As Jesus declared in John 10:27-28: "my sheep hear my voice, and I know them and they follow me; and I give them eternal life, and they shall never perish; and no one will snatch them out of my hand. My Father who has given them to me is greater than all and no one is able to snatch them out of the Father's hand."

"It is my view," Palmer writes, "that the logic in John 15 is the same logic employed in the book of Hebrews 6. That writer creates the same hypothetical argument: "suppose a Christian were dissatisfied with the redemption there is in Christ and were anxious to move on to perhaps some greater height or better source for life; the argument might run as follows 'Jesus was a good starting point, but now I must move on to greater spiritual heights.’" The writer to the Hebrews warns such a person that there is no other source for salvation and life but what we have in Christ. If we were to break the rope, we must remember that there is no other one. He has not taught us that the rope will break. Or that we can even saw through it. Instead he insists that there is simply no other rope.

I firmly believe in the eternal security of the believer. It is not presumptuous for you to say, "I’m saved and I know it." You should know it. I will be glad to discuss this question with any of you any place, any time because it is so important for the joy and freedom of your Christian life.

But at the same time, I must also point out again that this is no excuse for laziness. If you think "well I'm saved so I don't have to do anything about it or I can live any way I want," I encourage you to take a close look at your connection to the vine and to evaluate whether you have ever come to true saving faith. Because it's not the attitude a person with a genuine walk with Jesus Christ should have. If you think that way, there may be a connection loose. I’d be glad to talk with you about that as well and help you get hooked up right

Paul tells us in Ephesians that we are not saved by good works. But we are saved for good works. The purpose of the vine is to bear fruit. Lets not forget it.

Now let us look at the aspect of Christian fruit bearing which most proves us to be Jesus' disciples...the fruit of Christian relationships. Our text for this morning is but one part of a narrative that began back in chapter 13. Again and again in this narrative Jesus has stressed that the proof of our discipleship -- the necessary fruit of our Christian life -- is love for each other. This is the same thing that John wrote in his first letter, chapter 3 verse 14, "he who does not love remains in death."

Jesus is saying that there is no way that we can make a commitment to Him without making a commitment to His people. Those who claim to have a commitment to Christ but have no commitment to His people will find that He has no use for their fruit .

Some say, I can love Jesus but not His church," Jesus says, "No you can't." Jesus said "By this all people will know that you are my disciples, that you have love for one another."

Now this text can produce guilt, but that is not its purpose. For at the close of this passage Jesus says: "These things I have spoken unto you, that My joy may be in you and that your joy may be made full." Jesus presents us with a tension and that tension ought to have the effect of pushing us to the lifestyle that will bring us joy. Joy is something that we will have in proportion to our obedience to the vine. Jesus wants our obedience to be complete because He wants our joy to be complete. Jesus does not call us to obedience for the purpose of plugging us in to some insipid religious pattern but so that we can have the joy of the artist of being a participant in the new creation.

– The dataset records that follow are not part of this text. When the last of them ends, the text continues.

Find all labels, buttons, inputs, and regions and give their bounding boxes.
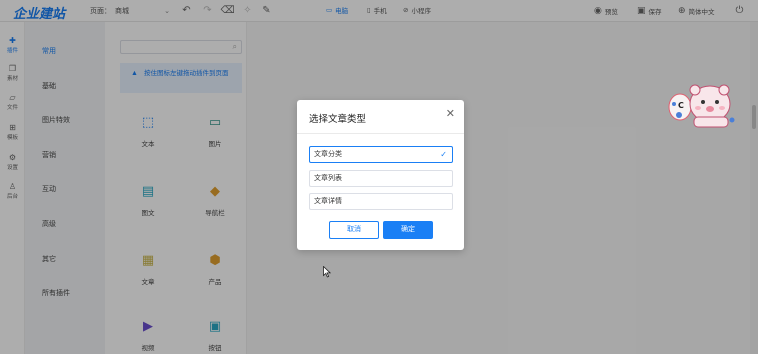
option-article-category[interactable]: 文章分类 ✓ <box>309 146 453 163</box>
option-article-list[interactable]: 文章列表 <box>309 170 453 187</box>
select-article-type-dialog: 选择文章类型 ✕ 文章分类 ✓ 文章列表 文章详情 取消 确定 <box>297 100 464 250</box>
close-icon[interactable]: ✕ <box>446 109 455 120</box>
confirm-button[interactable]: 确定 <box>383 221 433 239</box>
cancel-button[interactable]: 取消 <box>329 221 379 239</box>
dialog-divider <box>297 133 464 134</box>
option-article-detail[interactable]: 文章详情 <box>309 193 453 210</box>
svg-text:C: C <box>678 101 684 110</box>
dialog-title: 选择文章类型 <box>309 114 367 125</box>
mascot-icon[interactable]: C <box>666 82 736 132</box>
check-icon: ✓ <box>440 150 447 159</box>
option-label: 文章详情 <box>314 198 342 205</box>
option-label: 文章列表 <box>314 175 342 182</box>
cursor-icon <box>323 266 331 278</box>
option-label: 文章分类 <box>314 151 342 158</box>
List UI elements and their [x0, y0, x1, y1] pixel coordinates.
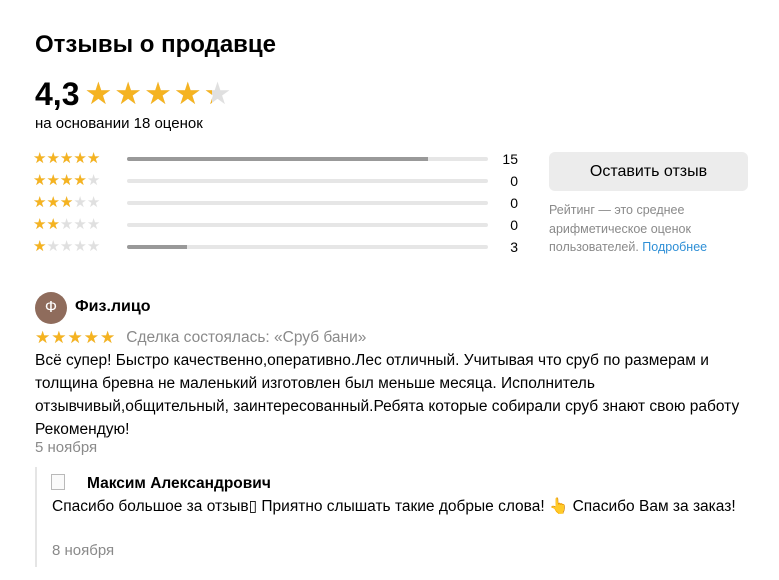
star-icon: ★★ [100, 327, 116, 347]
avatar: Ф [35, 292, 67, 324]
distribution-row-2: ★★★★★★★★★★ 0 [33, 217, 523, 234]
star-icon: ★★ [46, 216, 60, 233]
star-icon: ★★ [59, 194, 74, 211]
distribution-bar-fill [127, 157, 428, 161]
star-icon: ★★ [46, 150, 60, 167]
star-icon: ★★ [51, 327, 67, 347]
rating-value: 4,3 [35, 75, 80, 112]
star-icon: ★★ [73, 150, 87, 167]
star-icon: ★★ [73, 238, 87, 255]
star-icon: ★★ [33, 172, 47, 189]
star-icon: ★★ [86, 172, 101, 189]
review-stars: ★ ★ ★ ★ ★ ★ ★ ★ ★ ★ [35, 327, 116, 348]
star-icon: ★★ [86, 216, 101, 233]
distribution-bar [127, 245, 488, 249]
overall-rating: 4,3 ★★★★★★★★★★ [35, 74, 233, 114]
star-icon: ★★ [59, 150, 74, 167]
star-icon: ★★ [86, 150, 101, 167]
broken-image-icon [51, 474, 65, 490]
star-icon: ★★ [33, 194, 47, 211]
star-icon: ★★ [33, 238, 47, 255]
distribution-bar-fill [127, 245, 188, 249]
row-stars: ★★★★★★★★★★ [33, 151, 100, 167]
reviewer-name: Физ.лицо [75, 298, 151, 315]
star-icon: ★★ [73, 216, 87, 233]
star-icon: ★★ [33, 216, 47, 233]
rating-count-text: на основании 18 оценок [35, 115, 203, 132]
star-icon: ★★ [35, 327, 51, 347]
rating-stars: ★★★★★★★★★★ [84, 76, 233, 112]
review-date: 5 ноября [35, 439, 98, 456]
star-icon: ★★ [59, 238, 74, 255]
more-info-link[interactable]: Подробнее [642, 240, 707, 254]
distribution-bar [127, 223, 488, 227]
star-icon: ★★ [33, 150, 47, 167]
star-icon: ★★ [83, 327, 99, 347]
review-text: Всё супер! Быстро качественно,оперативно… [35, 352, 740, 438]
star-icon: ★★ [73, 194, 87, 211]
distribution-bar [127, 179, 488, 183]
row-stars: ★★★★★★★★★★ [33, 239, 100, 255]
leave-review-button[interactable]: Оставить отзыв [549, 152, 748, 191]
rating-note: Рейтинг — это среднее арифметическое оце… [549, 201, 749, 257]
star-icon: ★★ [86, 238, 101, 255]
star-icon: ★★ [46, 172, 60, 189]
star-icon: ★★ [67, 327, 83, 347]
star-icon: ★★ [46, 238, 60, 255]
distribution-count: 15 [502, 151, 518, 167]
row-stars: ★★★★★★★★★★ [33, 173, 100, 189]
distribution-row-3: ★★★★★★★★★★ 0 [33, 195, 523, 212]
distribution-count: 0 [510, 217, 518, 233]
review-meta: ★ ★ ★ ★ ★ ★ ★ ★ ★ ★ Сделка состоялась: «Сруб бани… [35, 327, 367, 348]
star-icon: ★★ [114, 76, 143, 111]
row-stars: ★★★★★★★★★★ [33, 195, 100, 211]
star-icon: ★★ [203, 76, 232, 111]
star-icon: ★★ [144, 76, 172, 111]
distribution-count: 3 [510, 239, 518, 255]
distribution-row-5: ★ ★ ★ ★ ★ ★ ★ ★ ★ ★ 15 [33, 151, 523, 168]
distribution-bar [127, 157, 488, 161]
star-icon: ★★ [84, 76, 113, 111]
distribution-count: 0 [510, 173, 518, 189]
star-icon: ★★ [173, 76, 202, 111]
distribution-count: 0 [510, 195, 518, 211]
distribution-row-4: ★★★★★★★★★★ 0 [33, 173, 523, 190]
distribution-bar [127, 201, 488, 205]
star-icon: ★★ [59, 172, 74, 189]
seller-reply: Максим Александрович Спасибо большое за … [35, 467, 757, 567]
deal-info: Сделка состоялась: «Сруб бани» [126, 329, 367, 346]
star-icon: ★★ [59, 216, 74, 233]
reply-text: Спасибо большое за отзыв▯ Приятно слышат… [52, 498, 736, 515]
distribution-row-1: ★★★★★★★★★★ 3 [33, 239, 523, 256]
page-title: Отзывы о продавце [35, 31, 277, 58]
row-stars: ★★★★★★★★★★ [33, 217, 100, 233]
reply-author: Максим Александрович [87, 475, 271, 492]
star-icon: ★★ [46, 194, 60, 211]
reply-date: 8 ноября [52, 542, 115, 559]
star-icon: ★★ [86, 194, 101, 211]
star-icon: ★★ [73, 172, 87, 189]
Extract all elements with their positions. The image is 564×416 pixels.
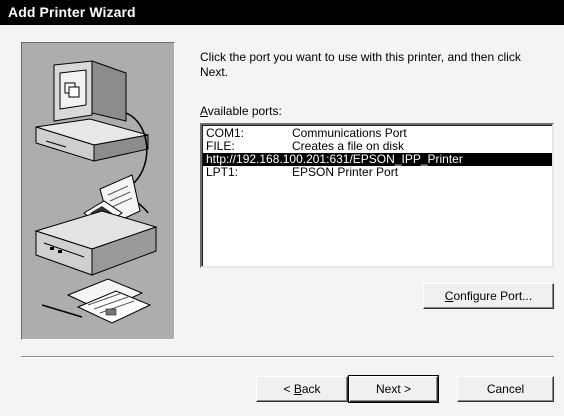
port-name: LPT1: (206, 165, 239, 179)
port-description: EPSON Printer Port (292, 165, 399, 179)
back-prefix: < (283, 382, 294, 396)
instruction-text: Click the port you want to use with this… (200, 50, 521, 79)
wizard-illustration-graphic (34, 60, 158, 324)
wizard-illustration (21, 42, 175, 340)
next-button[interactable]: Next > (348, 375, 439, 403)
window-title: Add Printer Wizard (8, 4, 136, 20)
documents-icon (41, 278, 152, 324)
separator-line (21, 356, 554, 358)
cancel-button[interactable]: Cancel (457, 376, 554, 402)
title-bar[interactable]: Add Printer Wizard (0, 0, 564, 25)
printer-icon (34, 174, 158, 276)
configure-port-button[interactable]: Configure Port... (423, 283, 554, 309)
configure-port-label: onfigure Port... (453, 289, 533, 303)
add-printer-wizard-window: Add Printer Wizard Click the port you wa… (0, 0, 564, 416)
back-label: ack (301, 382, 321, 396)
available-ports-label-text: vailable ports: (207, 104, 282, 118)
back-accel: B (293, 382, 302, 396)
back-button[interactable]: < Back (256, 376, 348, 402)
ports-listbox[interactable]: COM1: Communications Port FILE: Creates … (200, 123, 554, 268)
available-ports-label: Available ports: (200, 104, 282, 118)
port-row-lpt1[interactable]: LPT1: EPSON Printer Port (203, 166, 552, 179)
available-ports-accel: A (200, 104, 208, 118)
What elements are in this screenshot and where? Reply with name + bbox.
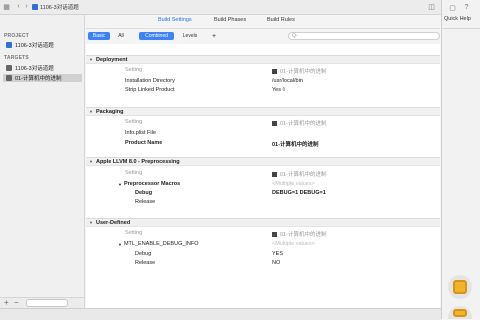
setting-label: Installation Directory	[125, 78, 175, 84]
target-icon	[272, 171, 277, 177]
search-input[interactable]: Q-	[288, 32, 440, 40]
project-icon	[6, 42, 12, 48]
add-target-icon[interactable]: +	[4, 299, 9, 307]
forward-arrow-icon[interactable]: ›	[22, 2, 31, 11]
section-header-deployment[interactable]: ▼ Deployment	[86, 55, 440, 64]
object-library-tile[interactable]	[448, 275, 472, 299]
section-header-llvm-preprocessing[interactable]: ▼ Apple LLVM 8.0 - Preprocessing	[86, 157, 440, 166]
sidebar-item-label: 01-计算机中的进制	[15, 76, 62, 82]
breadcrumb-project[interactable]: 1106-3对话道题	[40, 3, 79, 11]
disclosure-triangle-icon[interactable]: ▼	[89, 159, 93, 164]
grid-icon[interactable]: ▦	[2, 2, 11, 11]
disclosure-triangle-icon[interactable]: ▼	[89, 109, 93, 114]
object-library-icon	[453, 308, 467, 317]
disclosure-triangle-icon[interactable]: ▼	[89, 57, 93, 62]
sidebar-item-project[interactable]: 1106-3对话道题	[3, 41, 82, 49]
setting-value[interactable]: YES	[272, 251, 283, 257]
sidebar-item-target[interactable]: 1106-3对话道题	[3, 64, 82, 72]
file-inspector-icon[interactable]: ▢	[448, 3, 457, 12]
basic-filter-button[interactable]: Basic	[88, 32, 110, 40]
target-icon	[272, 231, 277, 237]
tab-build-rules[interactable]: Build Rules	[267, 17, 295, 23]
setting-label-mtl[interactable]: ▼ MTL_ENABLE_DEBUG_INFO	[118, 241, 199, 247]
setting-label-debug: Debug	[135, 251, 152, 257]
setting-column-header: Setting	[125, 119, 143, 125]
targets-section-header: TARGETS	[4, 55, 29, 61]
target-icon	[272, 120, 277, 126]
tab-build-settings[interactable]: Build Settings	[158, 17, 192, 23]
section-header-user-defined[interactable]: ▼ User-Defined	[86, 218, 440, 227]
sidebar-item-label: 1106-3对话道题	[15, 43, 54, 49]
setting-column-header: Setting	[125, 67, 143, 73]
quick-help-title: Quick Help	[444, 16, 471, 22]
target-column-header: 01-计算机中的进制	[272, 170, 326, 178]
setting-column-header: Setting	[125, 230, 143, 236]
setting-label-debug: Debug	[135, 190, 153, 196]
setting-label: Product Name	[125, 140, 163, 146]
setting-value[interactable]: DEBUG=1 DEBUG=1	[272, 190, 326, 196]
target-column-header: 01-计算机中的进制	[272, 230, 326, 238]
disclosure-triangle-icon[interactable]: ▼	[89, 220, 93, 225]
debug-area-bar	[0, 308, 441, 320]
setting-value[interactable]: /usr/local/bin	[272, 78, 303, 84]
project-icon	[32, 4, 38, 10]
disclosure-triangle-icon[interactable]: ▼	[118, 182, 122, 187]
setting-column-header: Setting	[125, 170, 143, 176]
setting-value[interactable]: Yes ◊	[272, 87, 285, 93]
target-icon	[6, 75, 12, 81]
project-section-header: PROJECT	[4, 33, 30, 39]
inspector-toggle-icon[interactable]: ◫	[427, 2, 436, 11]
all-filter-button[interactable]: All	[112, 32, 130, 40]
quick-help-panel	[441, 0, 480, 319]
section-header-packaging[interactable]: ▼ Packaging	[86, 107, 440, 116]
setting-value[interactable]: NO	[272, 260, 280, 266]
divider	[441, 28, 480, 29]
setting-value[interactable]: <Multiple values>	[272, 241, 315, 247]
setting-label-release: Release	[135, 199, 156, 205]
add-setting-button[interactable]: +	[209, 32, 219, 40]
sidebar-item-label: 1106-3对话道题	[15, 66, 54, 72]
setting-label: Strip Linked Product	[125, 87, 175, 93]
target-icon	[272, 68, 277, 74]
target-column-header: 01-计算机中的进制	[272, 67, 326, 75]
setting-label-preprocessor-macros[interactable]: ▼ Preprocessor Macros	[118, 181, 180, 187]
remove-target-icon[interactable]: −	[14, 299, 19, 307]
disclosure-triangle-icon[interactable]: ▼	[118, 242, 122, 247]
object-library-icon	[453, 280, 467, 294]
tab-build-phases[interactable]: Build Phases	[214, 17, 246, 23]
setting-label: Info.plist File	[125, 130, 156, 136]
levels-view-button[interactable]: Levels	[176, 32, 204, 40]
setting-label-release: Release	[135, 260, 156, 266]
breadcrumb[interactable]: 1106-3对话道题	[32, 3, 79, 11]
setting-value[interactable]: 01-计算机中的进制	[272, 140, 318, 148]
quick-help-icon[interactable]: ?	[462, 3, 471, 12]
sidebar-filter-input[interactable]	[26, 299, 68, 307]
sidebar-item-target-selected[interactable]: 01-计算机中的进制	[3, 74, 82, 82]
target-column-header: 01-计算机中的进制	[272, 119, 326, 127]
setting-value[interactable]: <Multiple values>	[272, 181, 315, 187]
target-icon	[6, 65, 12, 71]
combined-view-button[interactable]: Combined	[139, 32, 174, 40]
tab-divider	[86, 28, 440, 29]
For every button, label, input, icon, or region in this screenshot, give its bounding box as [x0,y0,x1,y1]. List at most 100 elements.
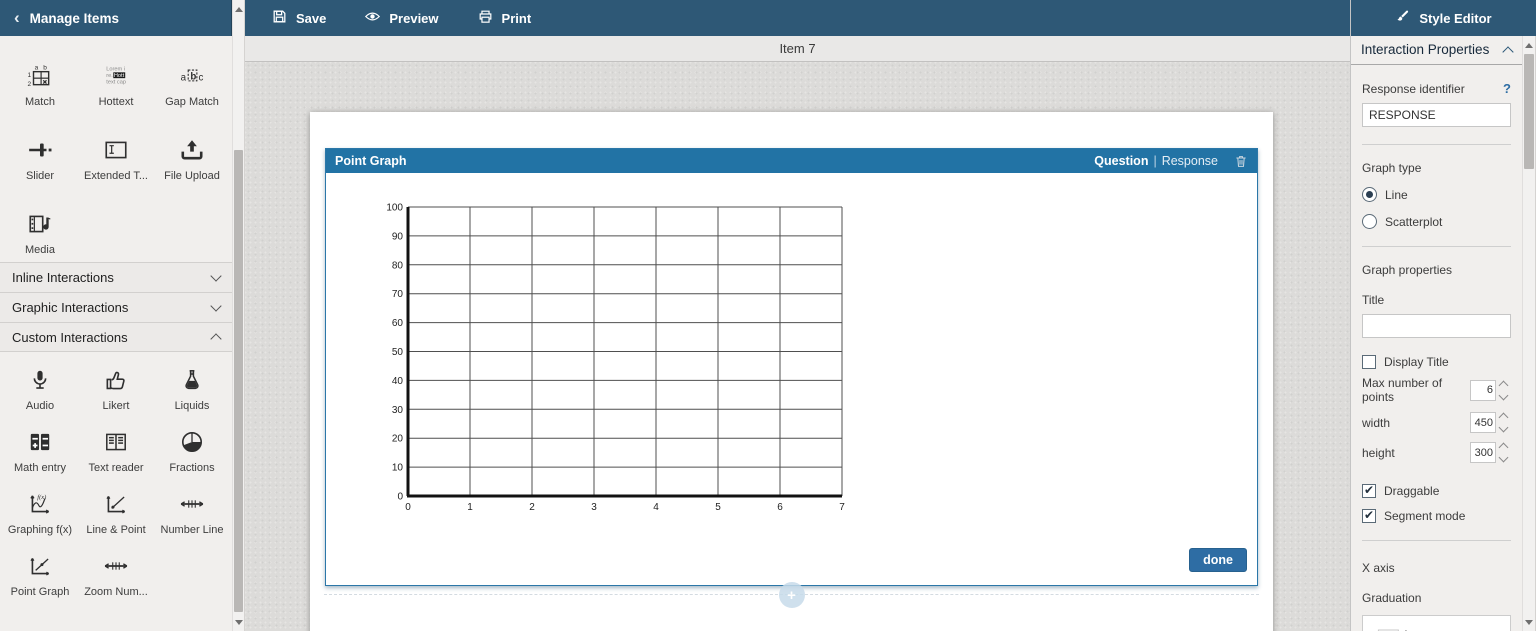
spin-up-icon[interactable] [1499,380,1509,390]
tab-question[interactable]: Question [1094,154,1148,168]
sidebar-item-gap-match[interactable]: abc Gap Match [154,40,230,114]
radio-line[interactable] [1362,187,1377,202]
print-icon [477,8,494,28]
svg-text:Hott: Hott [114,73,125,79]
trash-icon[interactable] [1234,154,1248,169]
svg-text:60: 60 [392,318,404,329]
response-identifier-input[interactable] [1362,103,1511,127]
spin-up-icon[interactable] [1499,413,1509,423]
max-points-stepper[interactable]: 6 [1470,379,1511,402]
style-editor-header[interactable]: Style Editor [1351,0,1536,36]
sidebar-item-hottext[interactable]: Lorem ire.text capHott Hottext [78,40,154,114]
svg-text:30: 30 [392,405,404,416]
sidebar-item-fractions[interactable]: Fractions [154,418,230,480]
tab-response[interactable]: Response [1162,154,1218,168]
graph-type-option-scatterplot[interactable]: Scatterplot [1362,214,1511,229]
width-value[interactable]: 450 [1470,412,1496,433]
audio-icon [27,367,53,393]
sidebar-scrollbar[interactable] [232,0,245,631]
sidebar-item-number-line[interactable]: Number Line [154,480,230,542]
sidebar-section-custom-interactions[interactable]: Custom Interactions [0,322,232,352]
sidebar-item-line-point[interactable]: Line & Point [78,480,154,542]
spin-down-icon[interactable] [1499,453,1509,463]
point-graph-plot[interactable]: 010203040506070809010001234567 [378,199,856,521]
svg-text:f(x): f(x) [37,494,46,501]
sidebar-section-graphic-interactions[interactable]: Graphic Interactions [0,292,232,322]
match-icon: ab12 [27,63,53,89]
sidebar-item-audio[interactable]: Audio [2,356,78,418]
scrollbar-thumb[interactable] [234,150,243,612]
scroll-up-arrow[interactable] [1523,38,1535,52]
item-page: Point Graph Question | Response 01020304… [310,112,1273,631]
tool-label: Media [25,244,55,256]
add-block-button[interactable]: + [779,582,805,608]
sidebar-section-inline-interactions[interactable]: Inline Interactions [0,262,232,292]
sidebar-item-slider[interactable]: Slider [2,114,78,188]
sidebar-item-media[interactable]: Media [2,188,78,262]
svg-text:4: 4 [653,502,659,513]
manage-items-header[interactable]: ‹ Manage Items [0,0,232,36]
scrollbar-thumb[interactable] [1524,54,1534,169]
svg-text:5: 5 [715,502,721,513]
sidebar-item-extended-text[interactable]: Extended T... [78,114,154,188]
zoom-number-line-icon [103,553,129,579]
width-stepper[interactable]: 450 [1470,411,1511,434]
radio-line-label: Line [1385,188,1408,202]
scroll-down-arrow[interactable] [233,615,244,629]
sidebar-item-file-upload[interactable]: File Upload [154,114,230,188]
spin-up-icon[interactable] [1499,443,1509,453]
tool-label: Number Line [161,524,224,536]
style-editor-label: Style Editor [1419,11,1491,26]
segment-mode-checkbox[interactable] [1362,509,1376,523]
custom-interactions-grid: Audio Likert Liquids Math entry [0,352,232,604]
spin-down-icon[interactable] [1499,390,1509,400]
help-icon[interactable]: ? [1503,81,1511,96]
svg-text:a: a [181,72,187,83]
tool-label: Zoom Num... [84,586,148,598]
preview-button[interactable]: Preview [350,0,452,36]
panel-scrollbar[interactable] [1522,36,1536,631]
save-label: Save [296,11,326,26]
point-graph-widget-header: Point Graph Question | Response [326,149,1257,173]
save-button[interactable]: Save [257,0,340,36]
interaction-properties-header[interactable]: Interaction Properties [1351,36,1522,65]
x-axis-label: X axis [1362,561,1511,575]
spin-down-icon[interactable] [1499,423,1509,433]
sidebar-item-point-graph[interactable]: Point Graph [2,542,78,604]
draggable-checkbox[interactable] [1362,484,1376,498]
sidebar-item-text-reader[interactable]: Text reader [78,418,154,480]
svg-text:10: 10 [392,463,404,474]
sidebar-item-math-entry[interactable]: Math entry [2,418,78,480]
height-stepper[interactable]: 300 [1470,441,1511,464]
title-input[interactable] [1362,314,1511,338]
print-button[interactable]: Print [463,0,546,36]
scroll-up-arrow[interactable] [233,2,244,16]
draggable-row[interactable]: Draggable [1362,484,1511,498]
section-label: Graphic Interactions [12,300,128,315]
section-label: Inline Interactions [12,270,114,285]
add-block-row: + [324,594,1259,624]
chevron-up-icon [1502,46,1513,57]
svg-text:b: b [190,71,196,82]
item-canvas: Point Graph Question | Response 01020304… [245,62,1350,631]
sidebar-item-likert[interactable]: Likert [78,356,154,418]
radio-scatterplot[interactable] [1362,214,1377,229]
interaction-properties-label: Interaction Properties [1361,42,1489,57]
done-button[interactable]: done [1189,548,1247,572]
graph-type-option-line[interactable]: Line [1362,187,1511,202]
sidebar-item-zoom-number-line[interactable]: Zoom Num... [78,542,154,604]
sidebar-item-graphing-fx[interactable]: f(x) Graphing f(x) [2,480,78,542]
preview-label: Preview [389,11,438,26]
display-title-checkbox[interactable] [1362,355,1376,369]
max-points-value[interactable]: 6 [1470,380,1496,401]
height-value[interactable]: 300 [1470,442,1496,463]
display-title-row[interactable]: Display Title [1362,355,1511,369]
svg-text:b: b [43,65,47,72]
tool-label: Text reader [88,462,143,474]
sidebar-item-match[interactable]: ab12 Match [2,40,78,114]
max-points-label: Max number of points [1362,376,1470,404]
scroll-down-arrow[interactable] [1523,615,1535,629]
sidebar-item-liquids[interactable]: Liquids [154,356,230,418]
text-reader-icon [103,429,129,455]
segment-mode-row[interactable]: Segment mode [1362,509,1511,523]
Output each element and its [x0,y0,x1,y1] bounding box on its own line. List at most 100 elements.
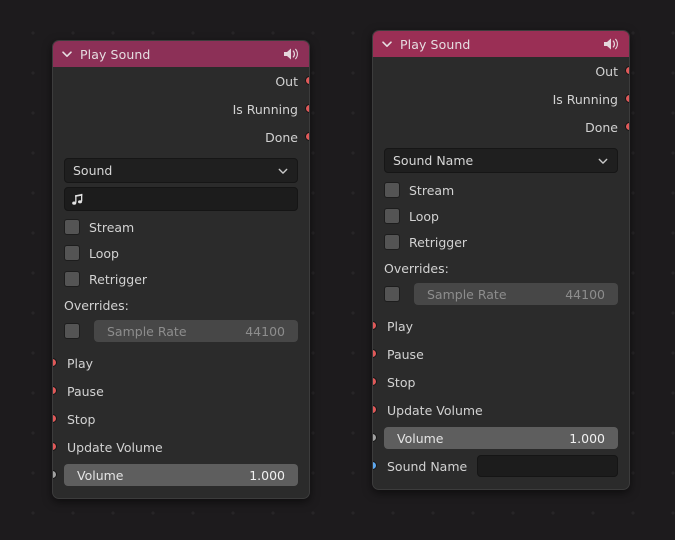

Pierre Teilhard De Chardin said that "Joy is the surest sign of the presence of God." An old preacher named Walter Knight phrased it, "Joy is the flag over the castle of our hearts announcing that the king is in residence today."

Do you want more joy? Then I hope you paid attention to what Jesus said in these verses. I hope you are firmly attached to the vine. I hope that is showing up in your relationships. For Jesus said, "These things I have spoken to you that my joy may be in you and that your joy may be made full." That’s a promise. And that’s something we can all use.